SPIbelt stands for Small Personal Item Belt and comes in many varieties. One of my running friends was wearing the SPIbelt Endurance Series which not only carries small items like a phone in the pouch, it has toggles to carry a race bib and loops to carry gels. It looked like something MacGuyver would wear if he were a runner. I compared the Original SPIbelt (same size pouch, but no toggles or loops) and the Endurance Series and opted for the later; even if I didn’t need to carry gels and a race bib, it’s good to have the option when I need it.
Running with the SPIbelt meant I would also need to get more comfortable racing without a hydration belt which is something I always wanted to do; I always felt awkward toeing the line wearing a hydration belt and it’s somewhat frustrating for me to pull out the water bottles and replace them each time I needed a drink. I practiced running a few races with a hydration belt, but focused on hitting aid stations without having to stop. By the middle of 2015, I stopped wearing a hydration belt for races and only wore my SPIbelt. The real breakthrough for me was when I ran my second marathon without the hydration belt. It was liberating!

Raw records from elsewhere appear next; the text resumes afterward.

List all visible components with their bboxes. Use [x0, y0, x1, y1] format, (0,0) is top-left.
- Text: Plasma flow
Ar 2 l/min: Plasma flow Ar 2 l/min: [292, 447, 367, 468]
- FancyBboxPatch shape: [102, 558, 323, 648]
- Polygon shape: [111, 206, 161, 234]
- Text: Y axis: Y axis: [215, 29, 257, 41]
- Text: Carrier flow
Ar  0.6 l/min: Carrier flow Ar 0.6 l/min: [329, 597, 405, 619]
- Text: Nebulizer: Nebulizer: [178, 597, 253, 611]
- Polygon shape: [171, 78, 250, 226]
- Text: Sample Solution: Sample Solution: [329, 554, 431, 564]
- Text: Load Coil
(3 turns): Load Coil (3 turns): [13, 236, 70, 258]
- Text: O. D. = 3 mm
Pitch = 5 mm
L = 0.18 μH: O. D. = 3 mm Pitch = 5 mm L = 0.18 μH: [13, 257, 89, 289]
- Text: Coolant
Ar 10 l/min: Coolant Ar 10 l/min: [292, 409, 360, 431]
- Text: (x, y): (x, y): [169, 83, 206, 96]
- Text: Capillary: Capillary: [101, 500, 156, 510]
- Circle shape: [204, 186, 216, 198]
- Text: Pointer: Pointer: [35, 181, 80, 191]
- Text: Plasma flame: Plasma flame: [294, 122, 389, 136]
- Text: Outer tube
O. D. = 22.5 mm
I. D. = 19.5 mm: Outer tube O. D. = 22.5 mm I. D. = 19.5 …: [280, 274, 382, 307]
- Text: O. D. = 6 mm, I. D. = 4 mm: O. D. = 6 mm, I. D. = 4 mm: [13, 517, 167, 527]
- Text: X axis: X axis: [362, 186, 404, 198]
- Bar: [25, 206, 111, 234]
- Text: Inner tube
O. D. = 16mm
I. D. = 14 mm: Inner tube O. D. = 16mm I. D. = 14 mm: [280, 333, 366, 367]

The first thing I noticed when I starting running with the SPIbelt is the snug fit and lack of bounce. I was very concerned the weight and size of the phone would cause the pouch to bounce and read a few reviews where this was happening to other runners, but it doesn’t for me! In fact, once I started running, I quickly forget I’m wearing anything on my waist! The trick is to wear the SPIbelt low on your waist and adjust the elastic so it’s snug enough to prevent bouncing. The only issue I do have is my phone is fairly large and while it fits snugly inside, if I don’t open the zipper all the way, I sometimes feel like I’m struggling to get my phone out.
The SPIbelt Endurance has a weather-resistant pouch, but it isn’t waterproof. I sweat a lot when I run and probably should keep my phone in a plastic bag; however, I never do and while the pouch can get wet, I never had a problem with my phone getting wet; maybe I’ve been getting lucky. SPIbelt recommends their waterproof accessory, the aLOKSAK, but I suppose you could also use a zip-lock bag.
I still wear a hydration belt during my really long runs, but recently noticed SPIbelt also makes the SPI H2O Venture Series. I may need to pick one up to I can finally wear a hydration belt AND carry my phone at the same time on really long training runs!
Overall I love my SPIbelt Endurance Series and highly recommend this product to anyone looking for a versatile running accessory that can carry a phone or other small items as well as a race bib and gels. While the SPIbelt Endurance Series may not be the right model for you, there are many other options on their website which may work better.